L’éjaculation féminine : un fluide méconnu mais bien réel
L’éjaculation féminine correspond à l’émission d’un fluide épais et laiteux, sécrété par les glandes de Skene, situées autour de l’urètre. Ces glandes, parfois surnommées « la prostate féminine », se gorgent de liquide lors de l’excitation sexuelle et peuvent libérer quelques gouttes (parfois plus) au moment de l’orgasme.
Ce fluide ressemble à du lait très clair et contient notamment de la phosphatase acide prostatique (PAP), également présente dans le sperme masculin. Il s’agit donc d’une réaction physiologique naturelle, qui n’a rien d’anormal ni de rare, même si toutes les femmes ne l’expérimentent pas.
Le squirt : une fontaine d’excitation
Le squirt, souvent appelé « éjaculation abondante », se distingue de l’éjaculation féminine par son volume et son origine. Ici, le liquide expulsé est beaucoup plus abondant et ressemble à de l’eau claire. Il proviendrait principalement de la vessie, qui relâche ce fluide lors d’une stimulation intense, notamment du point G.
Contrairement à une croyance tenace, le squirt n’est pas de l’urine, même si sa composition chimique en contient parfois des traces. C’est avant tout une réaction orgasmique spectaculaire, qui impressionne autant qu’elle décuple le plaisir.
Alors, quelles différences retenir ?
- Éjaculation féminine : fluide épais, en petite quantité, issu des glandes de Skene.

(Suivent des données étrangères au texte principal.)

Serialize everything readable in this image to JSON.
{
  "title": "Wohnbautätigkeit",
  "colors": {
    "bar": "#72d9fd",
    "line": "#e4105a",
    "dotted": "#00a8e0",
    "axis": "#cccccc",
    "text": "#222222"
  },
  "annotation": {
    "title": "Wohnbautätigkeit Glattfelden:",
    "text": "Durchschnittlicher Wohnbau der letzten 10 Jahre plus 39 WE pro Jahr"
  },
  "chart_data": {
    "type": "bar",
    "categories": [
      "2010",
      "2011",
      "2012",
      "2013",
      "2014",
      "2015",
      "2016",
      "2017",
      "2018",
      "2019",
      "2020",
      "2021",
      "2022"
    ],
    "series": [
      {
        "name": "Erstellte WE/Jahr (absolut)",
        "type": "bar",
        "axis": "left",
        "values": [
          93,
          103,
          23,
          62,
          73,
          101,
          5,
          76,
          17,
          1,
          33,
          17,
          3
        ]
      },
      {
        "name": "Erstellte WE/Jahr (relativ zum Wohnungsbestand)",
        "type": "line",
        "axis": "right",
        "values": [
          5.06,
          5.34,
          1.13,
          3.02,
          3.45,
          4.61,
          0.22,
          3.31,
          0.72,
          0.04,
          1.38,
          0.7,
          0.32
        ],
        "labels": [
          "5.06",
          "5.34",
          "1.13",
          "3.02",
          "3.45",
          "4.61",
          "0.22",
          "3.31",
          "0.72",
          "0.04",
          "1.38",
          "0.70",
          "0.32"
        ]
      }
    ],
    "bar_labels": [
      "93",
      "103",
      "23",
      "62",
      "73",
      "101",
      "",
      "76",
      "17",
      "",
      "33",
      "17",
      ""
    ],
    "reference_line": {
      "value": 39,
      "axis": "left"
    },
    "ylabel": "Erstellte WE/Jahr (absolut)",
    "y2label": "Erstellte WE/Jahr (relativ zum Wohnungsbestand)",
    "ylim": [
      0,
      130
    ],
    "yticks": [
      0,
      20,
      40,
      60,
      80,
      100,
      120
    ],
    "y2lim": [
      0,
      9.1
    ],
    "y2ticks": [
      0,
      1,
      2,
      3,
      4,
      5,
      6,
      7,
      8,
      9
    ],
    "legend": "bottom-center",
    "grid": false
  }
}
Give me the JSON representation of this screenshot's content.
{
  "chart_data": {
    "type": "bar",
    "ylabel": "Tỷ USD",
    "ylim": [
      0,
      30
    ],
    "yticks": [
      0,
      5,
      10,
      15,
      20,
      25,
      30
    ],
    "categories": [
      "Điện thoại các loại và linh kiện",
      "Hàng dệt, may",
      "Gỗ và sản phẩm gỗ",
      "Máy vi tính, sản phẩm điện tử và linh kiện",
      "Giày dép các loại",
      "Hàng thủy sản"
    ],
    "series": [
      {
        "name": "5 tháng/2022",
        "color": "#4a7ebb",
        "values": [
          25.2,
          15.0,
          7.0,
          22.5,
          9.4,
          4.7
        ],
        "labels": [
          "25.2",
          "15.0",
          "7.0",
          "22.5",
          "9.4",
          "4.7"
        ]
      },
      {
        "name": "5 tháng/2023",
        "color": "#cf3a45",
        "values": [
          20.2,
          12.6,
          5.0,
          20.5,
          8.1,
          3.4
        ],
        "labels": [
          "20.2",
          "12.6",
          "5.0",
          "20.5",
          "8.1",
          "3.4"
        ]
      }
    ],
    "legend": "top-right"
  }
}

- Squirt : fluide clair, en grande quantité, issu principalement de la vessie.
Ces deux phénomènes sont différents, mais ils peuvent survenir ensemble ou séparément. Certaines femmes connaissent l’un, d’autres les deux, et d’autres jamais. Tout est normal : chaque corps réagit à sa manière.
Comment les explorer ?
L’éjaculation féminine comme le squirt sont souvent liés à une stimulation du point G. Un massage doux et prolongé de cette zone, combiné à une excitation clitoridienne, peut favoriser leur apparition. La détente joue aussi un rôle essentiel : se laisser aller, lâcher prise et accepter de ressentir sans chercher à « réussir ». Les sextoys peuvent aussi être de de précieux alliés.
En conclusion
Éjaculation féminine et squirt ne sont pas synonymes, mais deux facettes différentes de la réponse orgasmique féminine. L’une est discrète, l’autre spectaculaire, mais toutes deux traduisent une intensité de plaisir et une belle connexion à son corps.
Alors, plutôt quelques gouttes de douceur ou une fontaine de passion ? L’essentiel est de vivre l’expérience sans pression, avec curiosité, complicité et plaisir.